Aimé CÉSAIRE, Une saison au Congo.


Buana Kabue a été le premier journaliste à voyager dans l'avion personnel de Mobutu Sese Seko. Ne riez pas: cet élément de son palmarès peut n'être perçu que comme une banalité et faire croire que son livre est parsemé de banalités similaires sinon pires, alors qu'il en est autrement. Tant qu'on n'aura pas saisi la vérité qui inonde et traverse en filigrane le témoignage qu'il vient de faire publier de retour d'un voyage au bout du mobutisme, on ne comprendra pas que dans la camarilla du « citoyen Président » c'est sur de tels indices que l'on jauge et juge la promotion d'un individu auprès du « guide ».

Le livre de Kabue peut se résumer en ces quelques mots: Baba Toura existe je l'ai moi aussi rencontré. Jugez-en vous-même : la constitution zaïroise a confié à Mobutu la « plénitude de tous les pouvoirs ». Buana Kabue décrit ce qui en découle: « Vous incarnez alors les pouvoirs législatif, exécutif, et judiciaire et, par un article spécial, la constitution stipule en outre que vous êtes au-dessus des lois. Je veux parler de ces surprenantes clauses contenues dans l'article [PAGE 106] unique du titre VIII qui proclame que « les dispositions des articles 31, 39 et 46 ne s'appliquent pas au président-fondateur du grand Mouvement Populaire de la Révolution », c'est-à-dire à votre personne. Ce texte annule en même temps les effets de l'article 78 qui prévoit que l'initiative de réviser la constitution appartient concurremment au président, après avis conforme du bureau politique, et à la moitié des membres du conseil législatif. Vous êtes, Citoyen Président, dispensé par la loi de consulter ces deux organes du pouvoir ».[1]
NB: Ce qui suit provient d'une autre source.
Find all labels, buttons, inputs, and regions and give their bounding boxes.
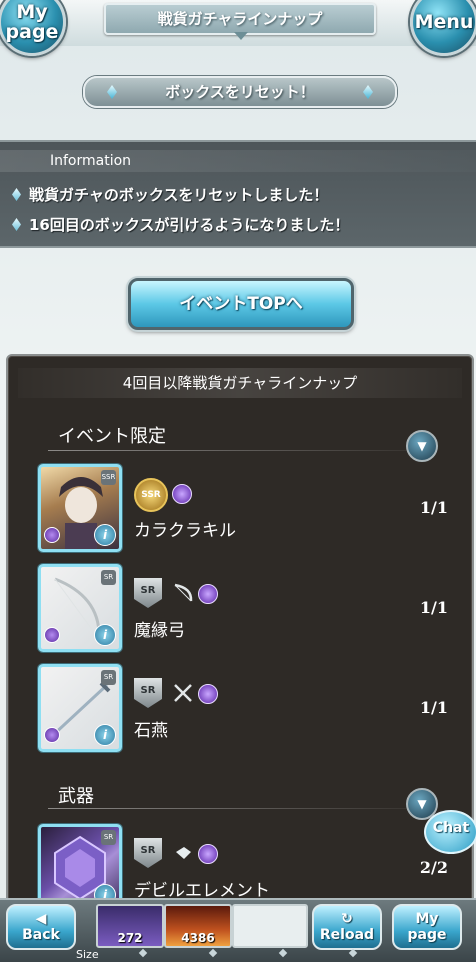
reset-box-button[interactable]: ボックスをリセット！ bbox=[83, 76, 397, 108]
diamond-icon bbox=[363, 85, 373, 99]
title-pointer-icon bbox=[234, 32, 248, 40]
reset-box-label: ボックスをリセット！ bbox=[165, 83, 315, 101]
information-panel: Information 戦貨ガチャのボックスをリセットしました！ 16回目のボッ… bbox=[0, 140, 476, 248]
dark-element-icon bbox=[172, 484, 192, 504]
dark-element-icon bbox=[198, 584, 218, 604]
page-title: 戦貨ガチャラインナップ bbox=[104, 3, 376, 40]
diamond-bullet-icon bbox=[12, 218, 21, 231]
information-title: Information bbox=[0, 150, 476, 172]
dark-element-icon bbox=[44, 527, 60, 543]
info-icon[interactable]: i bbox=[94, 524, 116, 546]
item-count: 1/1 bbox=[419, 698, 448, 717]
info-icon[interactable]: i bbox=[94, 724, 116, 746]
size-dot-icon[interactable] bbox=[278, 948, 288, 958]
size-dot-icon[interactable] bbox=[138, 948, 148, 958]
information-text: 16回目のボックスが引けるようになりました！ bbox=[29, 216, 350, 234]
list-item[interactable]: SSR i SSR カラクラキル 1/1 bbox=[38, 464, 458, 552]
mypage-label-line1: My bbox=[415, 911, 439, 927]
item-thumbnail[interactable]: SR i bbox=[38, 664, 122, 752]
item-thumbnail[interactable]: SSR i bbox=[38, 464, 122, 552]
mypage-label-line2: page bbox=[407, 927, 447, 943]
section-divider bbox=[48, 808, 408, 809]
dark-element-icon bbox=[44, 727, 60, 743]
section-label-event-limited: イベント限定 bbox=[58, 426, 166, 447]
rarity-sr-badge: SR bbox=[134, 578, 162, 608]
diamond-bullet-icon bbox=[12, 188, 21, 201]
reload-button[interactable]: ↻ Reload bbox=[312, 904, 382, 950]
lineup-heading: 4回目以降戦貨ガチャラインナップ bbox=[18, 368, 462, 398]
list-item[interactable]: SR i SR 魔縁弓 1/1 bbox=[38, 564, 458, 652]
dark-element-icon bbox=[44, 627, 60, 643]
back-arrow-icon: ◀ bbox=[35, 911, 47, 927]
menu-button[interactable]: Menu bbox=[410, 0, 476, 56]
list-item[interactable]: SR i SR 石燕 1/1 bbox=[38, 664, 458, 752]
rarity-sr-badge: SR bbox=[134, 838, 162, 868]
dark-element-icon bbox=[198, 684, 218, 704]
size-dot-icon[interactable] bbox=[208, 948, 218, 958]
gem-icon bbox=[176, 847, 191, 859]
item-name: カラクラキル bbox=[134, 521, 236, 541]
information-text: 戦貨ガチャのボックスをリセットしました！ bbox=[29, 186, 329, 204]
mypage-button[interactable]: My page bbox=[0, 0, 66, 56]
footer-mypage-button[interactable]: My page bbox=[392, 904, 462, 950]
item-count: 1/1 bbox=[419, 498, 448, 517]
currency-slot-1: 272 bbox=[96, 904, 164, 948]
information-line: 16回目のボックスが引けるようになりました！ bbox=[12, 214, 349, 235]
thumb-rarity-badge: SSR bbox=[101, 470, 116, 485]
currency-slot-2: 4386 bbox=[164, 904, 232, 948]
currency-value: 4386 bbox=[181, 931, 215, 945]
footer-bar: ◀ Back 272 4386 ↻ Reload My page Size bbox=[0, 898, 476, 962]
section-divider bbox=[48, 450, 408, 451]
menu-label: Menu bbox=[414, 11, 474, 33]
info-icon[interactable]: i bbox=[94, 624, 116, 646]
event-top-button[interactable]: イベントTOPへ bbox=[128, 278, 354, 330]
bow-icon bbox=[174, 583, 193, 602]
reload-label: Reload bbox=[319, 927, 375, 943]
section-label-weapons: 武器 bbox=[58, 786, 94, 807]
information-line: 戦貨ガチャのボックスをリセットしました！ bbox=[12, 184, 328, 205]
rarity-sr-badge: SR bbox=[134, 678, 162, 708]
thumb-rarity-badge: SR bbox=[101, 570, 116, 585]
item-name: 魔縁弓 bbox=[134, 621, 185, 641]
page-title-text: 戦貨ガチャラインナップ bbox=[157, 10, 323, 28]
thumb-rarity-badge: SR bbox=[101, 830, 116, 845]
dark-element-icon bbox=[198, 844, 218, 864]
mypage-label-line2: page bbox=[5, 21, 59, 43]
sword-icon bbox=[174, 684, 192, 702]
reload-icon: ↻ bbox=[341, 911, 353, 927]
item-count: 2/2 bbox=[419, 858, 448, 877]
lineup-panel: 4回目以降戦貨ガチャラインナップ イベント限定 ▼ SSR i SSR カラクラ… bbox=[6, 354, 474, 918]
size-dot-icon[interactable] bbox=[348, 948, 358, 958]
item-count: 1/1 bbox=[419, 598, 448, 617]
chevron-down-icon[interactable]: ▼ bbox=[406, 430, 438, 462]
item-thumbnail[interactable]: SR i bbox=[38, 564, 122, 652]
thumb-rarity-badge: SR bbox=[101, 670, 116, 685]
back-label: Back bbox=[22, 927, 60, 943]
mypage-label-line1: My bbox=[16, 1, 48, 23]
empty-slot bbox=[232, 904, 308, 948]
rarity-ssr-badge: SSR bbox=[134, 478, 168, 512]
size-label: Size bbox=[76, 948, 99, 961]
back-button[interactable]: ◀ Back bbox=[6, 904, 76, 950]
currency-value: 272 bbox=[117, 931, 143, 945]
diamond-icon bbox=[107, 85, 117, 99]
chat-button[interactable]: Chat bbox=[424, 810, 476, 854]
item-name: 石燕 bbox=[134, 721, 168, 741]
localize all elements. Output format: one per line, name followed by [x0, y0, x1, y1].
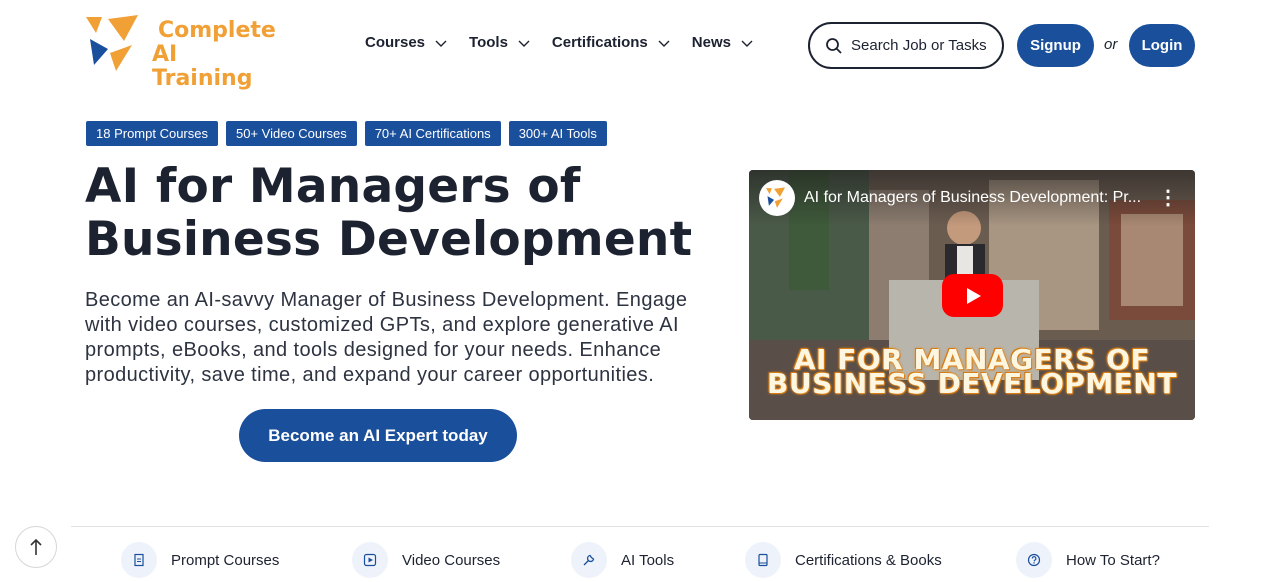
video-title[interactable]: AI for Managers of Business Development:…: [804, 189, 1149, 207]
play-square-icon: [352, 542, 388, 578]
nav-courses-label: Courses: [365, 34, 426, 51]
become-expert-button[interactable]: Become an AI Expert today: [239, 409, 517, 462]
or-separator: or: [1104, 36, 1118, 53]
tab-video-courses[interactable]: Video Courses: [352, 542, 500, 578]
tab-video-courses-label: Video Courses: [402, 551, 501, 569]
search-input[interactable]: Search Job or Tasks: [808, 22, 1004, 69]
channel-avatar[interactable]: [759, 180, 795, 216]
document-icon: [121, 542, 157, 578]
badge-ai-tools[interactable]: 300+ AI Tools: [508, 121, 607, 146]
tab-certifications-books[interactable]: Certifications & Books: [745, 542, 942, 578]
help-circle-icon: [1016, 542, 1052, 578]
chevron-down-icon: [658, 40, 670, 47]
nav-certifications[interactable]: Certifications: [552, 34, 670, 51]
search-icon: [826, 37, 842, 54]
brand-line2: AI Training: [152, 42, 253, 91]
tab-prompt-courses[interactable]: Prompt Courses: [121, 542, 279, 578]
play-icon: [966, 287, 981, 304]
wrench-icon: [571, 542, 607, 578]
video-player[interactable]: AI for Managers of Business Development:…: [749, 170, 1195, 420]
brand-line1: Complete: [158, 18, 276, 43]
brand-logo[interactable]: Complete AI Training: [86, 15, 276, 91]
tab-how-to-start[interactable]: How To Start?: [1016, 542, 1160, 578]
tab-how-to-start-label: How To Start?: [1066, 551, 1160, 569]
chevron-down-icon: [518, 40, 530, 47]
signup-button[interactable]: Signup: [1017, 24, 1094, 67]
nav-courses[interactable]: Courses: [365, 34, 447, 51]
logo-mark-icon: [86, 15, 138, 71]
nav-news[interactable]: News: [692, 34, 753, 51]
nav-certifications-label: Certifications: [551, 34, 648, 51]
play-button[interactable]: [942, 274, 1003, 317]
page-title: AI for Managers of Business Development: [85, 159, 693, 267]
stats-badges: 18 Prompt Courses 50+ Video Courses 70+ …: [86, 121, 615, 146]
nav-news-label: News: [691, 34, 731, 51]
nav-tools-label: Tools: [469, 34, 508, 51]
section-divider: [71, 526, 1209, 527]
main-nav: Courses Tools Certifications News: [365, 34, 775, 51]
chevron-down-icon: [435, 40, 447, 47]
search-placeholder: Search Job or Tasks: [851, 37, 987, 54]
video-overlay-line2: BUSINESS DEVELOPMENT: [767, 367, 1177, 400]
more-options-icon[interactable]: ⋮: [1158, 188, 1178, 208]
site-header: Complete AI Training Courses Tools Certi…: [0, 0, 1280, 91]
tab-ai-tools[interactable]: AI Tools: [571, 542, 674, 578]
chevron-down-icon: [741, 40, 753, 47]
brand-name: Complete AI Training: [152, 19, 276, 91]
badge-prompt-courses[interactable]: 18 Prompt Courses: [86, 121, 218, 146]
tab-certifications-books-label: Certifications & Books: [795, 551, 942, 569]
tab-ai-tools-label: AI Tools: [621, 551, 675, 569]
tab-prompt-courses-label: Prompt Courses: [171, 551, 280, 569]
bottom-category-tabs: Prompt Courses Video Courses AI Tools Ce…: [0, 542, 1280, 582]
badge-certifications[interactable]: 70+ AI Certifications: [364, 121, 501, 146]
nav-tools[interactable]: Tools: [469, 34, 530, 51]
hero-description: Become an AI-savvy Manager of Business D…: [85, 289, 688, 386]
logo-mark-icon: [766, 187, 786, 208]
login-button[interactable]: Login: [1129, 24, 1195, 67]
book-icon: [745, 542, 781, 578]
badge-video-courses[interactable]: 50+ Video Courses: [226, 121, 357, 146]
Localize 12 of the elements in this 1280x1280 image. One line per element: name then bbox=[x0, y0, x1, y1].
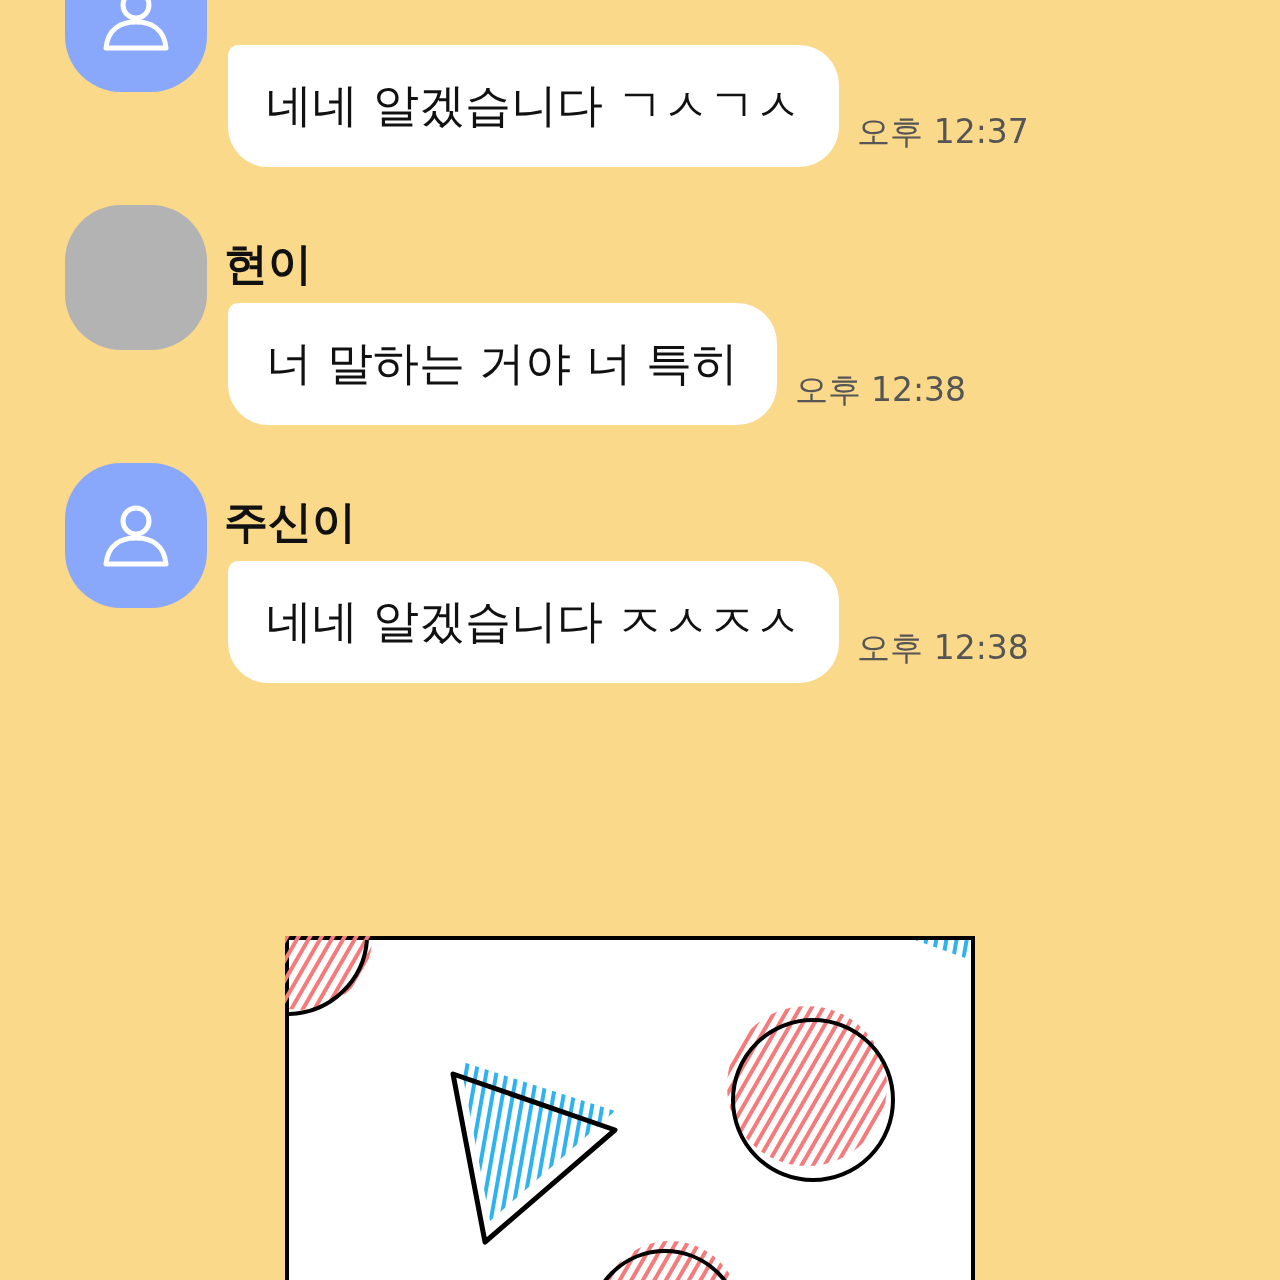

Le sacré est ainsi posé, la violence étatique pourra s'exercer contre tous, sauf contre le président divinisé. Car Mobutu est divinisé, les « manifestations populaires » qu'il adorait organiser n'étaient ni plus ni moins que des rituels dont l'histoire moderne nous a donné les exemples les plus extrêmes dans l'Allemagne hitlérienne.

Celui qui édicte la loi et la modifie à son gré crée le réel et s'extériorise, se surnaturalise. Buana Kabue a, il semble, fini par comprendre cette donnée élémentaire du « jeu » politique. Il y a quelques années, quelques mois, sous sa plume croissaient encore des phrases qui, loin de s'en prendre au régime mobutiste[2], en faisaient l'apologie, le montraient sous un angle laudatif. L'apothéose du Zaïre, ainsi rebaptisé par Joseph Désiré Mobutu, allait venir de ce dernier croyait Kabue. Il lui a fallu (puisqu'il dit avoir été dupe de bonne foi) oublier que Mobutu a fait assassiner Lumumba, Pierre Mulele, etc.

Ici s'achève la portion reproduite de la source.